申請なしで使えるようにするなど柔軟な運用が可能に

 今回の新版では、柔軟に運用できるように、いくつかの機能の改善を図った。

 ワークフロー機能を使わない運用が可能になった。特定のエンドユーザーについては、特定の特権IDを常時利用できるように設定できる。都度ワークフローによる申請と承認が不要となるため、運用が楽になる。特定のIDを使用したエンドユーザーをログから特定できることや、操作内容を録画できることから、安全性を担保できるとしている。

 より細かなアクセスポリシーを設定できるようにした。同一のエンドユーザーであっても、サーバーの重要度やアカウントの種類に応じて、利用の可否、申請が必要かどうか、などを細かく設定できるようにした。同じアカウントに対しても、エンドユーザーによって利用可否を制御できる。

 サーバーのアカウントをユーザーに貸与してもアカウントのパスワードを変更しない運用が可能になった。従来のバージョンでは、アカウントをユーザーに貸与するたびにサーバー側のパスワードを変更していた。このため、パスワード変更によってシステムに支障をきたすようなアカウントについては管理対象にできなかった。新版では、従来通り都度パスワード変更を行う設定と、パスワードは変更せずに固定パスワードで管理する設定を選べるようにした。

 Linuxサーバーに接続する際のSSHポート番号を、サーバー単位で変更できるようにした。
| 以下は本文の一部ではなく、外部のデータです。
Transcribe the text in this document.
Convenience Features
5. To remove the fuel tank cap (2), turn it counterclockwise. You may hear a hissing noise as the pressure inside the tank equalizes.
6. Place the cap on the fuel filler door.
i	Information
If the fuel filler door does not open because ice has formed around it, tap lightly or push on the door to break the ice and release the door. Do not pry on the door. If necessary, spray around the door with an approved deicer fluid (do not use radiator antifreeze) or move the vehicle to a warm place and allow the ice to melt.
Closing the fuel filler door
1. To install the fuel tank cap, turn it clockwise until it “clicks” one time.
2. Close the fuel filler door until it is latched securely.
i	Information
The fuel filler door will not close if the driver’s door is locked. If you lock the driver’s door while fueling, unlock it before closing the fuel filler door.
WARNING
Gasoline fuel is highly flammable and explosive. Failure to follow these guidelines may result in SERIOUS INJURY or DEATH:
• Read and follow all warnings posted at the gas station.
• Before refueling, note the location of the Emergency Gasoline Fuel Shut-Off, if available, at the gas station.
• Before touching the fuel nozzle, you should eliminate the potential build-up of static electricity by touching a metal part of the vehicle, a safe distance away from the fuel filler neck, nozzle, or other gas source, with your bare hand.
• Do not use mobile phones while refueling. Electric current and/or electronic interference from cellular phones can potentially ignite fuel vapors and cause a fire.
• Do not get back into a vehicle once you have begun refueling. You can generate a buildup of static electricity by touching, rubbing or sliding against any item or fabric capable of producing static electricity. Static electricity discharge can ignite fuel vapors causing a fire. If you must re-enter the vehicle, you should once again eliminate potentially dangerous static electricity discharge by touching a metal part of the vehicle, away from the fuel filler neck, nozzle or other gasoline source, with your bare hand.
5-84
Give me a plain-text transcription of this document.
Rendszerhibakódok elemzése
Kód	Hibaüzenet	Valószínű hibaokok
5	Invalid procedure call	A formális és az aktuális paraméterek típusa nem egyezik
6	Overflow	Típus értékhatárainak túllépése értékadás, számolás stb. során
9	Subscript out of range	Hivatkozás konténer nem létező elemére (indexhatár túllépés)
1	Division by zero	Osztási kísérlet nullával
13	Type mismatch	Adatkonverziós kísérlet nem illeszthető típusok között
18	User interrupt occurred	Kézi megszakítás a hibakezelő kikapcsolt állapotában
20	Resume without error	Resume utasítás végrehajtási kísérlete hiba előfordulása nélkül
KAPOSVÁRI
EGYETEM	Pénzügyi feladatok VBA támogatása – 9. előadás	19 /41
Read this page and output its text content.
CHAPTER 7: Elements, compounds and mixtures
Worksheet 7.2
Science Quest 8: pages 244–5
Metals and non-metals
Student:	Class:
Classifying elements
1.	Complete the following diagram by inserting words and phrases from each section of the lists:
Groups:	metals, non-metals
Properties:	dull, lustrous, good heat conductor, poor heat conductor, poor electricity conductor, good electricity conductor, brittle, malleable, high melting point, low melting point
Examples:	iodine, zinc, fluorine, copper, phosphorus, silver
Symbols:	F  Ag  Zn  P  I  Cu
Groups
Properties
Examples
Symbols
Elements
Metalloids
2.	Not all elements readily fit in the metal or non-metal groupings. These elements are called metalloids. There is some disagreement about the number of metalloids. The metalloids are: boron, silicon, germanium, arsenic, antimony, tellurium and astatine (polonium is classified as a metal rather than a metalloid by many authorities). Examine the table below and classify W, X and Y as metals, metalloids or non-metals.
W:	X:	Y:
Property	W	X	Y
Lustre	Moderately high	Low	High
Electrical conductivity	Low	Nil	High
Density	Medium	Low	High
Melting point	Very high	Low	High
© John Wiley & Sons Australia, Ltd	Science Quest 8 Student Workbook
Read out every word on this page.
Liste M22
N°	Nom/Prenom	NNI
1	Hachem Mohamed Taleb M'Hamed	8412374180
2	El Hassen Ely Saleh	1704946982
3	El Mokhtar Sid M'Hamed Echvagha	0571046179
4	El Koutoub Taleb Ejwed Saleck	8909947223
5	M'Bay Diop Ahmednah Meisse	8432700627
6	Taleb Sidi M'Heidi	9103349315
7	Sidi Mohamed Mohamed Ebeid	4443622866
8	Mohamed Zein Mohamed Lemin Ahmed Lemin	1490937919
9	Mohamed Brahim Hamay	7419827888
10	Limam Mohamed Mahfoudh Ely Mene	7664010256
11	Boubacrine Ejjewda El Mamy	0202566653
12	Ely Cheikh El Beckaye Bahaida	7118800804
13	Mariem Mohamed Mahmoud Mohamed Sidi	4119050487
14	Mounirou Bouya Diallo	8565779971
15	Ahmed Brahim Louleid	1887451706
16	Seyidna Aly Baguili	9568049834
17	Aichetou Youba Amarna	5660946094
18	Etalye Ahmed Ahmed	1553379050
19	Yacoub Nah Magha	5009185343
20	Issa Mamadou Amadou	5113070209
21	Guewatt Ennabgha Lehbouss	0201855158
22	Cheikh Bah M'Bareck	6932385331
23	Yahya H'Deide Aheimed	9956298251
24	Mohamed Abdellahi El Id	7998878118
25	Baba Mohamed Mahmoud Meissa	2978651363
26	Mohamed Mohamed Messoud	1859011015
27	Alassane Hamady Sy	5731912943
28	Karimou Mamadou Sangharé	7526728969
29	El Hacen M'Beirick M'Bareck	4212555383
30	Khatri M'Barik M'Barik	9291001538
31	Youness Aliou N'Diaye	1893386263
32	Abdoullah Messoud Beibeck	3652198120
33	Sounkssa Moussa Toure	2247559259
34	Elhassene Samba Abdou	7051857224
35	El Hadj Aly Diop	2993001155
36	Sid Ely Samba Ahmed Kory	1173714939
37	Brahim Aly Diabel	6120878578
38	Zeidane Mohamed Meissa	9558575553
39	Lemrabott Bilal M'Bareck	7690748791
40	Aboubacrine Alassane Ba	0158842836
 主要な機能だけが利用できる簡易版「Lite Edition」を新設した。標準版の「Standard Edition」とLite Editionから選べるようになった。

Edition別の機能表
機能 Lite Edition Standard Edition
ワークフロー機能 -
定常アクセス許可(ワークフローOff)
メール連携機能 -
パスワード非ランダマイズ対応
定期パスワード変更
ファイル持ち込み・持ち出し管理 -
冗長構成 -
ログダウンロード
データアーカイブ
リソース監視

 価格(税別)は、Standard Editionで管理対象サーバーが5台の場合、買い取り型が85万円、サブスクリプション型が年額45万円。Lite Editionで管理対象サーバーが5台の場合、買い取り型が51万円、サブスクリプション型が年額27万円。